Colin, the protagonist is tired of not having the knack with women. He confronts his roommate, Tolen, and asks him to teach him how to get women the way he does. Tolen offers cryptic advice that Colin interrupts into getting a bigger bed. While he is on the hunt for a bigger bed, Colin meets Nancy, just off the bus and green to the swingin’ London scene. She is lost in the urban wilderness and relies on Colin to help get her grounding. Nancy goes back to the apartment with Colin and his new lodger, Tom. They begin an easy friendship full of adroit language and odd conversations. As Colin and Tom struggle to bring the bigger bed up to Colin’s room, Tolen comes home to see a naive young girl in his flat. Tolen’s downfall is that he cannot resist hitting on a woman no matter what the circumstances. Tensions rise and Nancy must choose who is going to “rape” her. (I put this in air quotes because it is understood that she is never raped, but rather framing the conversation to suit her insecurities.
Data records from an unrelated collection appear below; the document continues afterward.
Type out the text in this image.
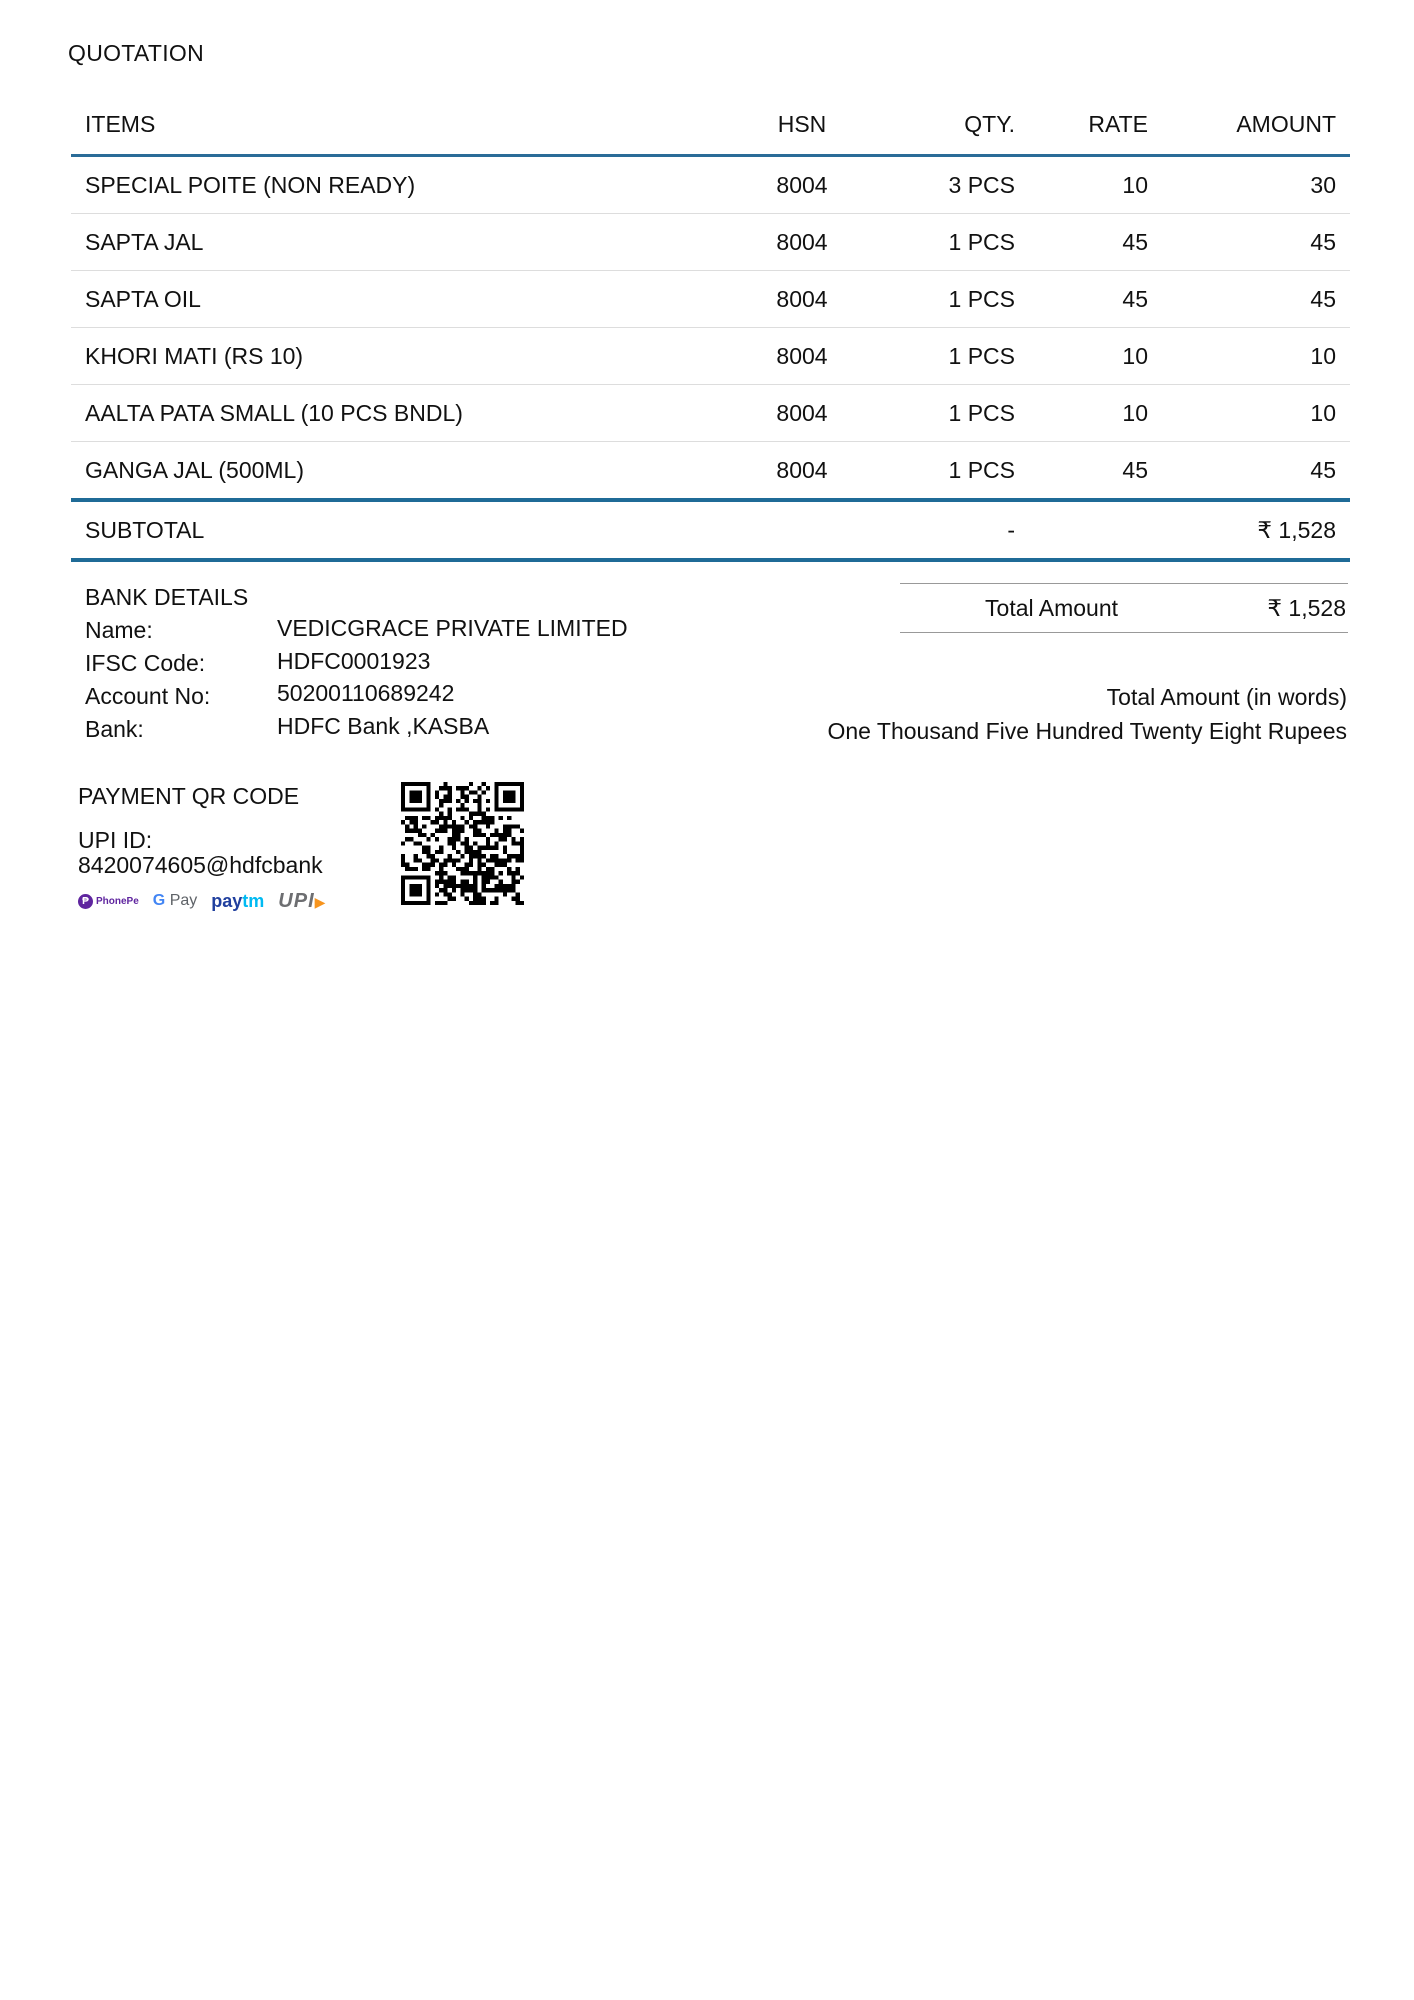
QUOTATION
ITEMS	HSN	QTY.	RATE	AMOUNT
SPECIAL POITE (NON READY)	8004	3 PCS	10	30
SAPTA JAL	8004	1 PCS	45	45
SAPTA OIL	8004	1 PCS	45	45
KHORI MATI (RS 10)	8004	1 PCS	10	10
AALTA PATA SMALL (10 PCS BNDL)	8004	1 PCS	10	10
GANGA JAL (500ML)	8004	1 PCS	45	45
SUBTOTAL		-		₹ 1,528
BANK DETAILS
Name:	VEDICGRACE PRIVATE LIMITED
IFSC Code:	HDFC0001923
Account No:	50200110689242
Bank:	HDFC Bank ,KASBA
Total Amount	₹ 1,528
Total Amount (in words)
One Thousand Five Hundred Twenty Eight Rupees
PAYMENT QR CODE
UPI ID:
8420074605@hdfcbank
₱ PhonePe G Pay paytm UPI▶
She is only shown forcefully kissed by Tolen and Colin, so who knows…) In the end Nancy decides to go with Colin and they form a romantic relationship behind Nancy’s “rape.”

If you watched more than fifteen minutes of this film you would instantly be able to tell that this same man also directed the iconic a Hard Day’s Night. Richard Lester burst on the scene with a Hard’s Day Night and followed it up with this ironic study of the youth culture. Thus commenting and satirizing something he helped create by shaping a Hard’s Day Night movie. He takes the laissez-faire attitude that most youths had during this time and shows the absurdity of it. When we finally see Tolen, we see that he isn’t this sex god that Colin had been idolizing. In fact he is quite homely. As he hits on Nancy, Tolen’s commenting become more and more overtly misogynistic and Nancy shies away from him. I began to wonder how Tolen got any women at all. Colin desperately wants to be as care free and suave as Tolen but he is unable to reconcile his upbringing as a stodgy Englishman. This ingrained sense of naivet√© becomes his ultimate advantage with Nancy, despite his complete hatred of it. Nancy sees in Colin an innocence that is absent in Tolen. Add to this chaotic equation a condrum with a bed that is big for the hall (and his room, not that he ever gets it up there) and a new tenanent that must paint everything white and you get a totally zany and absurd film worthy of a Hard Day’s Night follow up. Richard Lester was able to give the foundation of a youth movement without ever being a part of it himself.